А заканчивал особо любимой:
Гармонисты широко, во все мехи, растягивали гармони. Юшка шпорами подбадривал своего иноходца. Конь кидался вперед, сдерживаемый поводьями, плясал и храпел, взвивался на дыбы, пытаясь сбросить седока, но Юшка, подобно камню, врастал в седло и смеялся:
— Шалишь, голубчик, шалишь!
Песню подхватывал весь отряд, а затем — быстрый горный ветер и разносил, казалось, по всему Уралу.
Ирина, ехавшая позади отряда в особой санитарной бричке, при этой песне обычно не подпевала, а втихомолку, отвернувшись, плакала.
23. РАБОЧИЙ ЗАВОД
Весной 1917 года в Бутарский завод вернулся Прохор. Никем не узнанный и сам будто не узнавая никого, прошел без останову улицей, осторожно пролез в свою избенку, которая тем временем стояла вся на подпорках — ремонтировалась, — и сказал хозяевам, сидевшим за обедом:
— Здорово живете! Хлеб да соль!
— Спасибо, добрый человек! — отозвалась Настя.
Кузнец Флегонт и приемыш Аннушка молча мотнули головами. Прохор снял дорожный заплечный мешок, куцый, чиненый-перечиненый пиджачишко, повесил все на гвоздь и спросил:
— Где у вас теперь умываются?
— Отец?! — узнала его Настя.
— Я, дочка. Забыть изволила?
— Да хоть бы открыткой известил!
— Писал.
— Не получали.
— Знать, почты по-прежнему ходят не куда надо, а мимо дома, в полицию.

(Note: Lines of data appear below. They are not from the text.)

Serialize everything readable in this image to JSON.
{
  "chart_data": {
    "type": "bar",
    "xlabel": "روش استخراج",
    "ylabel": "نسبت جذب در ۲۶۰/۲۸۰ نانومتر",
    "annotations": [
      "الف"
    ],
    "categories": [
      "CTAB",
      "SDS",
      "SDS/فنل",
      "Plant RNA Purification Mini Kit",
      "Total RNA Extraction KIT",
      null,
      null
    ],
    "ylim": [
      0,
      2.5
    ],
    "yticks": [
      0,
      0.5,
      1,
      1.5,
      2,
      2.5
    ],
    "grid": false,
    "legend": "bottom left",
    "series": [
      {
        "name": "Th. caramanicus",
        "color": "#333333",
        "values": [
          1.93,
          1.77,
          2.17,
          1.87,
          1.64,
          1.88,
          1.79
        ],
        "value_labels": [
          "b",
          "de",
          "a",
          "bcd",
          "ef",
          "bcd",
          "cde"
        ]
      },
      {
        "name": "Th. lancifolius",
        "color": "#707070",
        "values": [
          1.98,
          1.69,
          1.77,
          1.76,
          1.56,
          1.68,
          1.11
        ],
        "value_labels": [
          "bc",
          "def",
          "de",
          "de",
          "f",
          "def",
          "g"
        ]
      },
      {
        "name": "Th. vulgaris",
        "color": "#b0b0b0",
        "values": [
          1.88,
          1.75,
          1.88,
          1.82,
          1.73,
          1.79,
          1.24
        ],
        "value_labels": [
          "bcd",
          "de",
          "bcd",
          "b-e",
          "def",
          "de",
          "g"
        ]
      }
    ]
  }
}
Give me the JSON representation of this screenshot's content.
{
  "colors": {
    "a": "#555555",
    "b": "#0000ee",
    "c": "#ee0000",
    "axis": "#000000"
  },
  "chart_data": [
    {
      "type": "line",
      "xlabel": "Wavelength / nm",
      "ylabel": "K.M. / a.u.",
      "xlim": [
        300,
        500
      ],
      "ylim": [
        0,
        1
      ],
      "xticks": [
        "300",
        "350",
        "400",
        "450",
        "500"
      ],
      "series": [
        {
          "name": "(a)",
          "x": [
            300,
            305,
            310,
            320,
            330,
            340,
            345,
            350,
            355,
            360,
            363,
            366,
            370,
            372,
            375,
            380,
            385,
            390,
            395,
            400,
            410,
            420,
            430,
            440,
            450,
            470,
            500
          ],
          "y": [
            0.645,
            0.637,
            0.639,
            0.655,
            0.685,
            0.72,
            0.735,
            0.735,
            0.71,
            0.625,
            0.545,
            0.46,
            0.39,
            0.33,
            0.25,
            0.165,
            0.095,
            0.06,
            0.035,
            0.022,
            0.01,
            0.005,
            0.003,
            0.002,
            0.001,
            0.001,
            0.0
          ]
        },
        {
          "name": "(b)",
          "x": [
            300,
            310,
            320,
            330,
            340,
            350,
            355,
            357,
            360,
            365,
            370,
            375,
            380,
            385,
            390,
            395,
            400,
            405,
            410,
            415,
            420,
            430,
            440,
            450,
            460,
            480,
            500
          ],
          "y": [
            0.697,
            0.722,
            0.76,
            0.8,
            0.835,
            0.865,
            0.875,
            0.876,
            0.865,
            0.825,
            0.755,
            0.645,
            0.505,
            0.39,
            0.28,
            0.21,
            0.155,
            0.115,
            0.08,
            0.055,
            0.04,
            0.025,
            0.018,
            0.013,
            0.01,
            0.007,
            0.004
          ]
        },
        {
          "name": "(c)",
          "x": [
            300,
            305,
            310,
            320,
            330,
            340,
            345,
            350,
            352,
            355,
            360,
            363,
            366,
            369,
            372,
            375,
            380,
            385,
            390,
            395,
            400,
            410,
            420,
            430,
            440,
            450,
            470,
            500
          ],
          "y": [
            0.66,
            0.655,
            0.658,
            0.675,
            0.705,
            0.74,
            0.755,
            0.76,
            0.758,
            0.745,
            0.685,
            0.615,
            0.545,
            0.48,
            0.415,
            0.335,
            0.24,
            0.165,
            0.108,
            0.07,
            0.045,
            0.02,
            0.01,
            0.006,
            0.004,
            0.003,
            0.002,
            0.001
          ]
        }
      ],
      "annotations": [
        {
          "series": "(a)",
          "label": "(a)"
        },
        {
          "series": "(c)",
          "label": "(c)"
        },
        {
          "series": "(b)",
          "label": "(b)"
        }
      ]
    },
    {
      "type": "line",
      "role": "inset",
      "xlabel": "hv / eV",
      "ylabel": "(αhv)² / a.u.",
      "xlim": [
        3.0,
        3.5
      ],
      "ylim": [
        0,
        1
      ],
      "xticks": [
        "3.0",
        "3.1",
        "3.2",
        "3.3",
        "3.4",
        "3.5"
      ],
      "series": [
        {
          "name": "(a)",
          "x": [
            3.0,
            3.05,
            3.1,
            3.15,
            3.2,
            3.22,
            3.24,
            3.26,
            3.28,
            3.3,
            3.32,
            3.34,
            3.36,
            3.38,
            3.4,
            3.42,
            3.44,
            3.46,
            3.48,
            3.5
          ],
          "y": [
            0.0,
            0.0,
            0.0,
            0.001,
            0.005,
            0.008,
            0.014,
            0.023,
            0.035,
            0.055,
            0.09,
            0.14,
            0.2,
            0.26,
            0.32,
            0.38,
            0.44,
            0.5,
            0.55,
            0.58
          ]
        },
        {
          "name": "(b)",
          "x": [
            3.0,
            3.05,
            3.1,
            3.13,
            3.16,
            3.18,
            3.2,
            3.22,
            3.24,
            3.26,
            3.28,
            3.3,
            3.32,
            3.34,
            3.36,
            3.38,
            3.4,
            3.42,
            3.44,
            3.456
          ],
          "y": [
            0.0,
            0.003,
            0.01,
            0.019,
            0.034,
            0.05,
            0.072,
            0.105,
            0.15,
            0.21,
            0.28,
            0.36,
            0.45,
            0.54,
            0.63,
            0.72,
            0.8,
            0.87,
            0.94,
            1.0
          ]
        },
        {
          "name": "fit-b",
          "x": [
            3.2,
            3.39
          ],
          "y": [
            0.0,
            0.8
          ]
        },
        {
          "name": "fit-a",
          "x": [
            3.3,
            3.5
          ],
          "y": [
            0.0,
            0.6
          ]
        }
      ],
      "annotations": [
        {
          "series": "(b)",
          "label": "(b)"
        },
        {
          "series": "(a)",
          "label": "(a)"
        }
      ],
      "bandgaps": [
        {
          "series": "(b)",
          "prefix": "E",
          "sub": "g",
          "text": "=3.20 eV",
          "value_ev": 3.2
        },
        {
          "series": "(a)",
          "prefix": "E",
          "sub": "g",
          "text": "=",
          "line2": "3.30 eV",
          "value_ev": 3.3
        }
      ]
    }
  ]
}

Все пообнимали Прохора, поцеловали, затем, раздвинувшись, усадили за стол на главное место.
— Как ты освободился? Давно? На чем ехал? — сыпала Настя.
— Когда выгнали царя Николку, открыли нашу крепость и говорят: «Свобода. Иди куда хочешь! Нам на вас и хлеб не отпущен». Ну куда ж мне кроме дому?!
— Долго добирался.
— Поезда плохо ходят, а ехал не один я. Едут и едут во все стороны, вроде бы все наши российские народы сорвались с места.
— У нас то же самое, — сказала Настя.
Бутарский завод стоит при железной дороге, и там было очевидное великое движение народа, начавшееся после Февральской революции. Ехали солдаты, бросавшие фронт и вообще всякую службу в старой армии, ехали мирные жители, убегающие от немцев, ехали голодающие из больших городов. Ехали на буферах, на крышах, на ступеньках вагонов.
После обеда Прохор попросил Настю позвать кое-кого из тех, кого помнил. Пришли и званые, и незваные, набилась полна изба.
— Как поживаете, товарищи соседи? — начал Прохор.
— Неважно. Власть новая, а порядки старые. За покосы и нынче денежку требуют.
— Ну, нет, больше не дадим! Насчет свободы что маракуете?
— Насчет ее мать наша, матушка Россия, знает. Даст — благодари, откажет — будь доволен, что поманили. Отлички не много: царишку только смахнули, карателей да жандармов вымели, а прочие все по местам. Рабэн сидит, помощник его тоже, вместо земского начальника уполномоченный Временного правительства, а тянет он ту же нуду. Есть у нас советишко из рабочих, толку от него пока мало. В Совете и большевики, и меньшевики, и эсеры, и еще какие-то. Если и дальше так пойдет, не увидим мы свободы.
— Не увидим! — убежденно подтвердил Прохор. — Побалуемся словечком, а потом и его отнимут.
Вечером было заседание Совета, где обсуждался вопрос об оплате заводоуправлению покосов и пастбищ.
Уполномоченный Временного правительства прислал разъяснение, что до распоряжения центральной власти, до выхода нового закона о земле, порядок пользования ею остается прежним. Всякие самовольные захваты будут преследоваться.
В Совет явился Прохор.
— Как по-твоему? Ты много прошел, всю Сибирь!
— Дураки платят, а умные от платы отказались и земли отняли.
И Совет постановил не платить.
Вызывал Прохора уполномоченный Временного правительства.
— Вы, гражданин, новые порядки начинаете вводить?